Kachō-e: Impressions of Natural History in Japanese Prints
John and Peggy Maximus Gallery
Kachō-e features Japanese illustrated books by artists like Hokusai (who created the iconic Thirty-six Views of Mount Fuji and The Great Wave off Kanagawa), a carefully arranged selection of chrysanthemum prints, and a whole menagerie of spirited animals that seem prepared to leap, swim, fly, and slither off the page.
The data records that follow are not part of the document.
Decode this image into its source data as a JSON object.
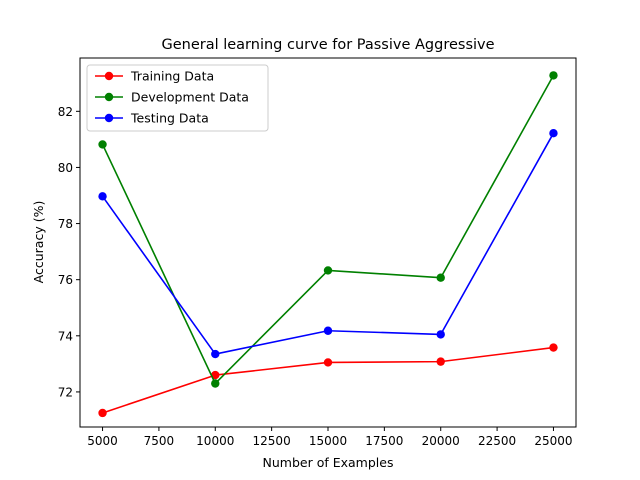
{
  "chart_data": {
    "type": "line",
    "title": "General learning curve for Passive Aggressive",
    "xlabel": "Number of Examples",
    "ylabel": "Accuracy (%)",
    "x": [
      5000,
      10000,
      15000,
      20000,
      25000
    ],
    "xlim": [
      4000,
      26000
    ],
    "ylim": [
      70.75,
      83.9
    ],
    "xticks": [
      5000,
      7500,
      10000,
      12500,
      15000,
      17500,
      20000,
      22500,
      25000
    ],
    "yticks": [
      72,
      74,
      76,
      78,
      80,
      82
    ],
    "grid": false,
    "legend_position": "top-left",
    "series": [
      {
        "name": "Training Data",
        "color": "#ff0000",
        "values": [
          71.25,
          72.6,
          73.05,
          73.08,
          73.58
        ]
      },
      {
        "name": "Development Data",
        "color": "#008000",
        "values": [
          80.82,
          72.3,
          76.33,
          76.07,
          83.28
        ]
      },
      {
        "name": "Testing Data",
        "color": "#0000ff",
        "values": [
          78.97,
          73.35,
          74.18,
          74.05,
          81.22
        ]
      }
    ]
  }
}
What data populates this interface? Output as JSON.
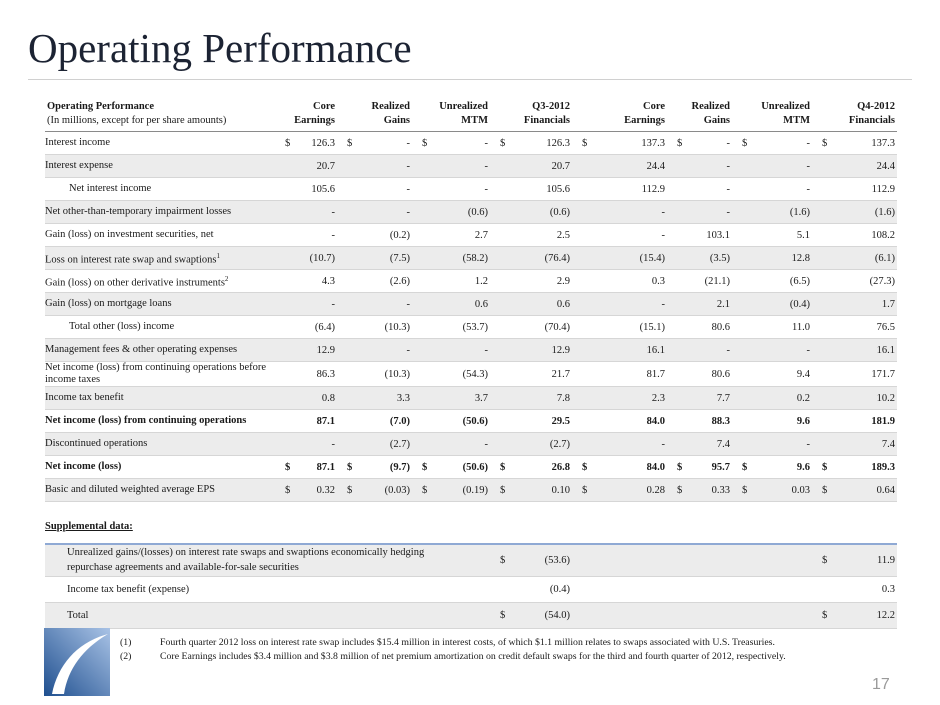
{
  "title": "Operating Performance",
  "table": {
    "heading": "Operating Performance",
    "subheading": "(In millions, except for per share amounts)",
    "columns": [
      [
        "Core",
        "Earnings"
      ],
      [
        "Realized",
        "Gains"
      ],
      [
        "Unrealized",
        "MTM"
      ],
      [
        "Q3-2012",
        "Financials"
      ],
      [
        "Core",
        "Earnings"
      ],
      [
        "Realized",
        "Gains"
      ],
      [
        "Unrealized",
        "MTM"
      ],
      [
        "Q4-2012",
        "Financials"
      ]
    ],
    "rows": [
      {
        "label": "Interest income",
        "currency": "$",
        "cells": [
          "126.3",
          "-",
          "-",
          "126.3",
          "137.3",
          "-",
          "-",
          "137.3"
        ]
      },
      {
        "label": "Interest expense",
        "cells": [
          "20.7",
          "-",
          "-",
          "20.7",
          "24.4",
          "-",
          "-",
          "24.4"
        ]
      },
      {
        "label": "Net interest income",
        "indent": true,
        "cells": [
          "105.6",
          "-",
          "-",
          "105.6",
          "112.9",
          "-",
          "-",
          "112.9"
        ]
      },
      {
        "label": "Net other-than-temporary impairment losses",
        "cells": [
          "-",
          "-",
          "(0.6)",
          "(0.6)",
          "-",
          "-",
          "(1.6)",
          "(1.6)"
        ]
      },
      {
        "label": "Gain (loss) on investment securities, net",
        "cells": [
          "-",
          "(0.2)",
          "2.7",
          "2.5",
          "-",
          "103.1",
          "5.1",
          "108.2"
        ]
      },
      {
        "label": "Loss on interest rate swap and swaptions",
        "note": "1",
        "cells": [
          "(10.7)",
          "(7.5)",
          "(58.2)",
          "(76.4)",
          "(15.4)",
          "(3.5)",
          "12.8",
          "(6.1)"
        ]
      },
      {
        "label": "Gain (loss) on other derivative instruments",
        "note": "2",
        "cells": [
          "4.3",
          "(2.6)",
          "1.2",
          "2.9",
          "0.3",
          "(21.1)",
          "(6.5)",
          "(27.3)"
        ]
      },
      {
        "label": "Gain (loss) on mortgage loans",
        "cells": [
          "-",
          "-",
          "0.6",
          "0.6",
          "-",
          "2.1",
          "(0.4)",
          "1.7"
        ]
      },
      {
        "label": "Total other (loss) income",
        "indent": true,
        "cells": [
          "(6.4)",
          "(10.3)",
          "(53.7)",
          "(70.4)",
          "(15.1)",
          "80.6",
          "11.0",
          "76.5"
        ]
      },
      {
        "label": "Management fees & other operating expenses",
        "cells": [
          "12.9",
          "-",
          "-",
          "12.9",
          "16.1",
          "-",
          "-",
          "16.1"
        ]
      },
      {
        "label": "Net income (loss) from continuing operations before income taxes",
        "cells": [
          "86.3",
          "(10.3)",
          "(54.3)",
          "21.7",
          "81.7",
          "80.6",
          "9.4",
          "171.7"
        ]
      },
      {
        "label": "Income tax benefit",
        "cells": [
          "0.8",
          "3.3",
          "3.7",
          "7.8",
          "2.3",
          "7.7",
          "0.2",
          "10.2"
        ]
      },
      {
        "label": "Net income (loss) from continuing operations",
        "bold": true,
        "cells": [
          "87.1",
          "(7.0)",
          "(50.6)",
          "29.5",
          "84.0",
          "88.3",
          "9.6",
          "181.9"
        ]
      },
      {
        "label": "Discontinued operations",
        "cells": [
          "-",
          "(2.7)",
          "-",
          "(2.7)",
          "-",
          "7.4",
          "-",
          "7.4"
        ]
      },
      {
        "label": "Net income (loss)",
        "bold": true,
        "currency": "$",
        "cells": [
          "87.1",
          "(9.7)",
          "(50.6)",
          "26.8",
          "84.0",
          "95.7",
          "9.6",
          "189.3"
        ]
      },
      {
        "label": "Basic and diluted weighted average EPS",
        "currency": "$",
        "cells": [
          "0.32",
          "(0.03)",
          "(0.19)",
          "0.10",
          "0.28",
          "0.33",
          "0.03",
          "0.64"
        ]
      }
    ]
  },
  "supplemental": {
    "title": "Supplemental data:",
    "rows": [
      {
        "label": "Unrealized gains/(losses) on interest rate swaps and swaptions economically hedging repurchase agreements and available-for-sale securities",
        "currency": "$",
        "q3": "(53.6)",
        "q4": "11.9"
      },
      {
        "label": "Income tax benefit (expense)",
        "q3": "(0.4)",
        "q4": "0.3"
      },
      {
        "label": "Total",
        "currency": "$",
        "q3": "(54.0)",
        "q4": "12.2"
      }
    ]
  },
  "footnotes": [
    {
      "marker": "(1)",
      "text": "Fourth quarter 2012 loss on interest rate swap includes $15.4 million in interest costs, of which $1.1 million relates to swaps associated with U.S. Treasuries."
    },
    {
      "marker": "(2)",
      "text": "Core Earnings includes $3.4 million and $3.8 million of net premium amortization on credit default swaps for the third and fourth quarter of 2012, respectively."
    }
  ],
  "page_number": "17"
}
These remarkable prints belong to kachō-e, a subset of the genre of ukiyo-e prints (usually depicting landscapes, portraits, and scenes of daily life). Kachō-e concentrates on studies of birds and flowers, as well as other scenes from nature. While the Western approach to natural history was based on description and classification, the Japanese view was concerned with how all things fit together, and related to experience, perception, and aesthetics. Masters of kachō-e were guided by both expression and emotion. They succeeded in capturing the experience of being overwhelmed by the saturated color of a blossom or charmed by the clever personality of a bird in the wild.
As a complement to the exhibit of antique prints, a special display in the Maximus foyer showcases work by Bill Logan, whose exuberant ink paintings (which he describes as mark-making) of owls, cats, and blooms look as if they might have tumbled onto his paper in the manner of early Japanese brushwork.
Exhibit included with Museum admission.